On Monday, Asia’s largest drug company, Takeda Pharmaceutical of Japan, formally announced that will sell its Consumer Healthcare portfolio (TCHC) of over-the-counter medicines to private equity’s Blackstone Group for JPY 242 billion ($2.3 billion).
The portfolio includes over-the-counter medicines and health products that generated revenues of more than JPY 60 billion in the 2019 fiscal year, including best-selling vitamin B supplement Alinamin and multi-symptom cold remedy Benza-Block.
In a statement announcing the sale, Takeda President and CEO Christophe Weber said the Blackstone transaction will enable Takeda to focus more nimbly on its five key R&D areas: gastroenterology, rare diseases, oncology, neuroscience and plasma-derived therapies (where the company earlier this year joined a consortium led by rare diseases biotech CSL Behring to develop a plasma-derived therapy for covid-19).
Shedding non-core assets
In recent months, Takeda has shed three different non-core portfolios in the Asia-Pacific, Europe and Latin American markets. In June, Takeda announced that the sale of 18 drugs marketed in the Asia-Pacific region to Celltrion —until recently a portfolio company of New York-based middle-market private equity firm One Equity Partners—for up to $278 million.
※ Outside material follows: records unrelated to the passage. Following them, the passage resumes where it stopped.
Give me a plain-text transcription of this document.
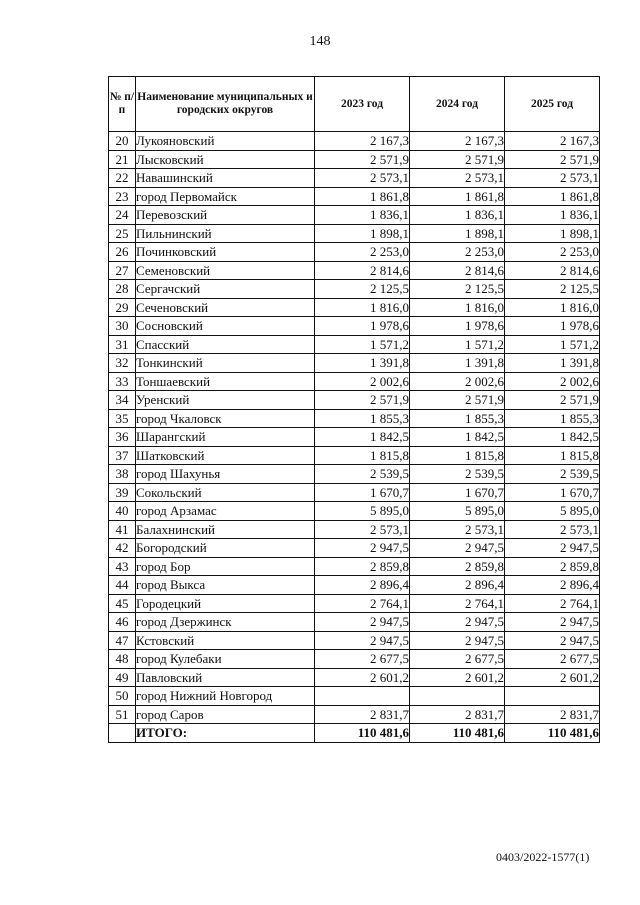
148
№ п/п	Наименование муниципальных и городских округов	2023 год	2024 год	2025 год
20	Лукояновский	2 167,3	2 167,3	2 167,3
21	Лысковский	2 571,9	2 571,9	2 571,9
22	Навашинский	2 573,1	2 573,1	2 573,1
23	город Первомайск	1 861,8	1 861,8	1 861,8
24	Перевозский	1 836,1	1 836,1	1 836,1
25	Пильнинский	1 898,1	1 898,1	1 898,1
26	Починковский	2 253,0	2 253,0	2 253,0
27	Семеновский	2 814,6	2 814,6	2 814,6
28	Сергачский	2 125,5	2 125,5	2 125,5
29	Сеченовский	1 816,0	1 816,0	1 816,0
30	Сосновский	1 978,6	1 978,6	1 978,6
31	Спасский	1 571,2	1 571,2	1 571,2
32	Тонкинский	1 391,8	1 391,8	1 391,8
33	Тоншаевский	2 002,6	2 002,6	2 002,6
34	Уренский	2 571,9	2 571,9	2 571,9
35	город Чкаловск	1 855,3	1 855,3	1 855,3
36	Шарангский	1 842,5	1 842,5	1 842,5
37	Шатковский	1 815,8	1 815,8	1 815,8
38	город Шахунья	2 539,5	2 539,5	2 539,5
39	Сокольский	1 670,7	1 670,7	1 670,7
40	город Арзамас	5 895,0	5 895,0	5 895,0
41	Балахнинский	2 573,1	2 573,1	2 573,1
42	Богородский	2 947,5	2 947,5	2 947,5
43	город Бор	2 859,8	2 859,8	2 859,8
44	город Выкса	2 896,4	2 896,4	2 896,4
45	Городецкий	2 764,1	2 764,1	2 764,1
46	город Дзержинск	2 947,5	2 947,5	2 947,5
47	Кстовский	2 947,5	2 947,5	2 947,5
48	город Кулебаки	2 677,5	2 677,5	2 677,5
49	Павловский	2 601,2	2 601,2	2 601,2
50	город Нижний Новгород			
51	город Саров	2 831,7	2 831,7	2 831,7
	ИТОГО:	110 481,6	110 481,6	110 481,6
0403/2022-1577(1)
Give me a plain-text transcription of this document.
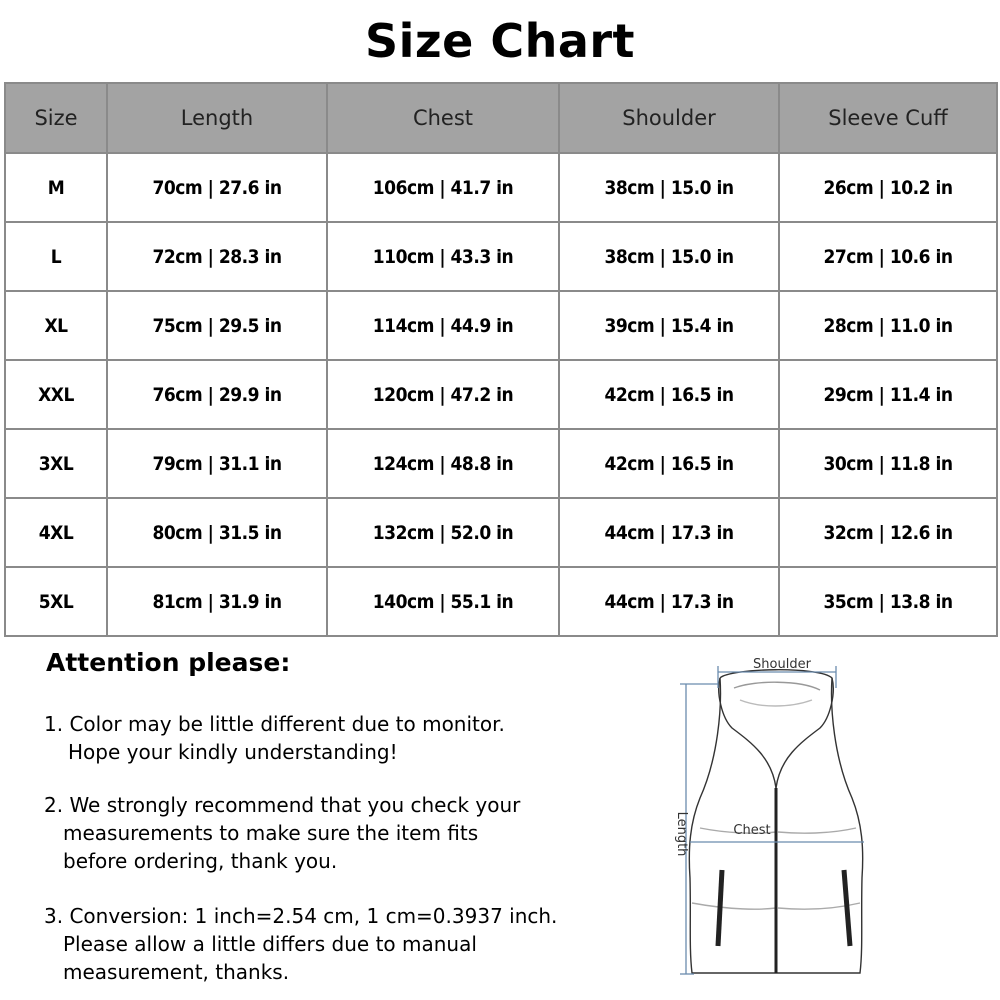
Size Chart
Size	Length	Chest	Shoulder	Sleeve Cuff
M	70cm | 27.6 in	106cm | 41.7 in	38cm | 15.0 in	26cm | 10.2 in
L	72cm | 28.3 in	110cm | 43.3 in	38cm | 15.0 in	27cm | 10.6 in
XL	75cm | 29.5 in	114cm | 44.9 in	39cm | 15.4 in	28cm | 11.0 in
XXL	76cm | 29.9 in	120cm | 47.2 in	42cm | 16.5 in	29cm | 11.4 in
3XL	79cm | 31.1 in	124cm | 48.8 in	42cm | 16.5 in	30cm | 11.8 in
4XL	80cm | 31.5 in	132cm | 52.0 in	44cm | 17.3 in	32cm | 12.6 in
5XL	81cm | 31.9 in	140cm | 55.1 in	44cm | 17.3 in	35cm | 13.8 in
Attention please:
1. Color may be little different due to monitor.
Hope your kindly understanding!
2. We strongly recommend that you check your
measurements to make sure the item fits
before ordering, thank you.
3. Conversion: 1 inch=2.54 cm, 1 cm=0.3937 inch.
Please allow a little differs due to manual
measurement, thanks.
Shoulder
Chest
Length
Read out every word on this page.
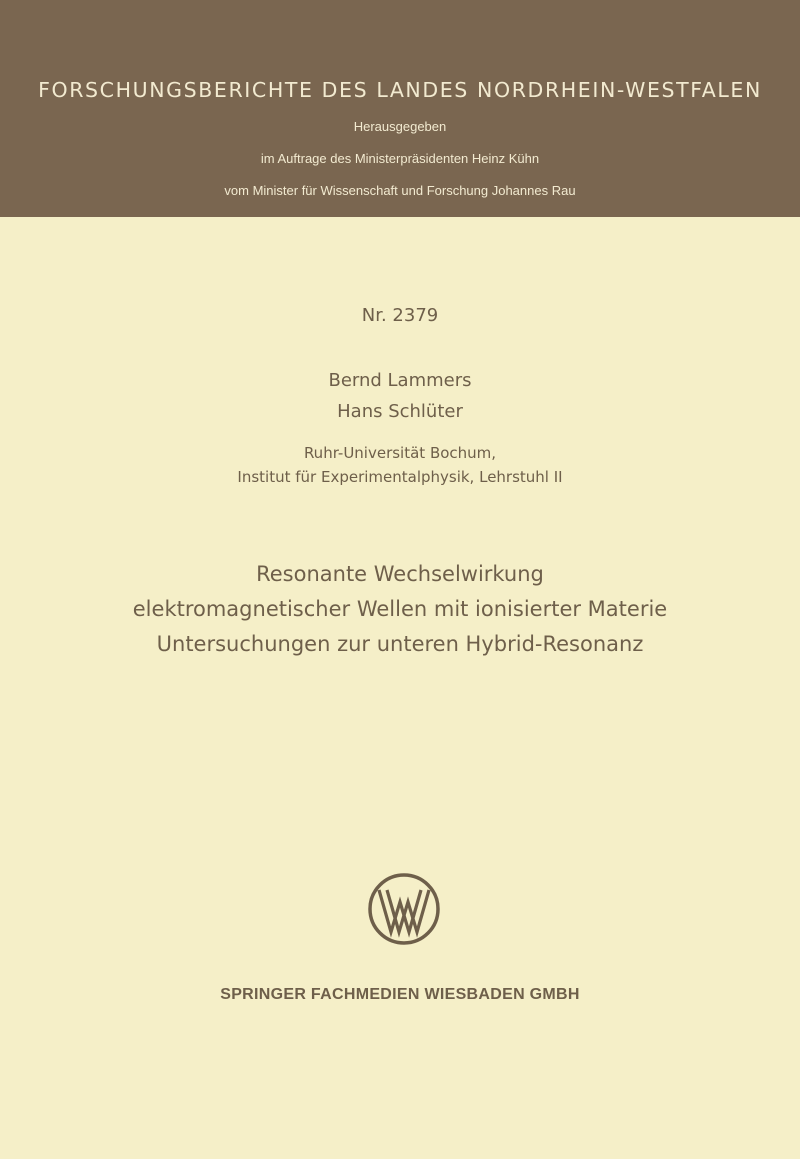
FORSCHUNGSBERICHTE DES LANDES NORDRHEIN-WESTFALEN
Herausgegeben
im Auftrage des Ministerpräsidenten Heinz Kühn
vom Minister für Wissenschaft und Forschung Johannes Rau
Nr. 2379
Bernd Lammers
Hans Schlüter
Ruhr-Universität Bochum,
Institut für Experimentalphysik, Lehrstuhl II
Resonante Wechselwirkung
elektromagnetischer Wellen mit ionisierter Materie
Untersuchungen zur unteren Hybrid-Resonanz
SPRINGER FACHMEDIEN WIESBADEN GMBH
In April, it announced the sale of European-marketed non-core products, including the blood-thinner Warfarin, along with two manufacturing sites in Denmark and Poland, to Danish generic drugmaker and parallel importer Orifarm Group for up to $670 million.
And in March the company announced the sale of non-core products in Latin America to Hypera Pharma for $825 million. That deal made Hypera the largest Brazilian drug company by market cap.
Real estate has also been part of the recent wave of divestitures. In February, it announced the sale of its 70-acre campus in Deerfield, Illinois to Ireland’s Horizon Pharmaceuticals for $115 million.
Takeda anticipates a pre-tax gain of JPY 140 billion on the sale of shares of the subsidiary, to be recognized when the transfer of shares is executed and completed.
And a Bain deal…
This is the second major private equity deal targeting the Japanese health care sector in recent days. Last week, K.K. BJJ-44, an affiliate of Bain Capital, won a bid to acquire Nichii Gakkan, which provides nursing home, medical support and childcare services to the Japanese consumer market, for JPY 122 billion ($1.15 billion).
After an initial offer to buy the company in May, Nichii Gakkan was approached with a last-minute counteroffer from Baring Private Equity Asia as well as pushback from multi-strategy alternative assets management LIM Advisors Limited, representing existing Nichii Gakkan shareholders, who felt the offer significantly undervalued the company.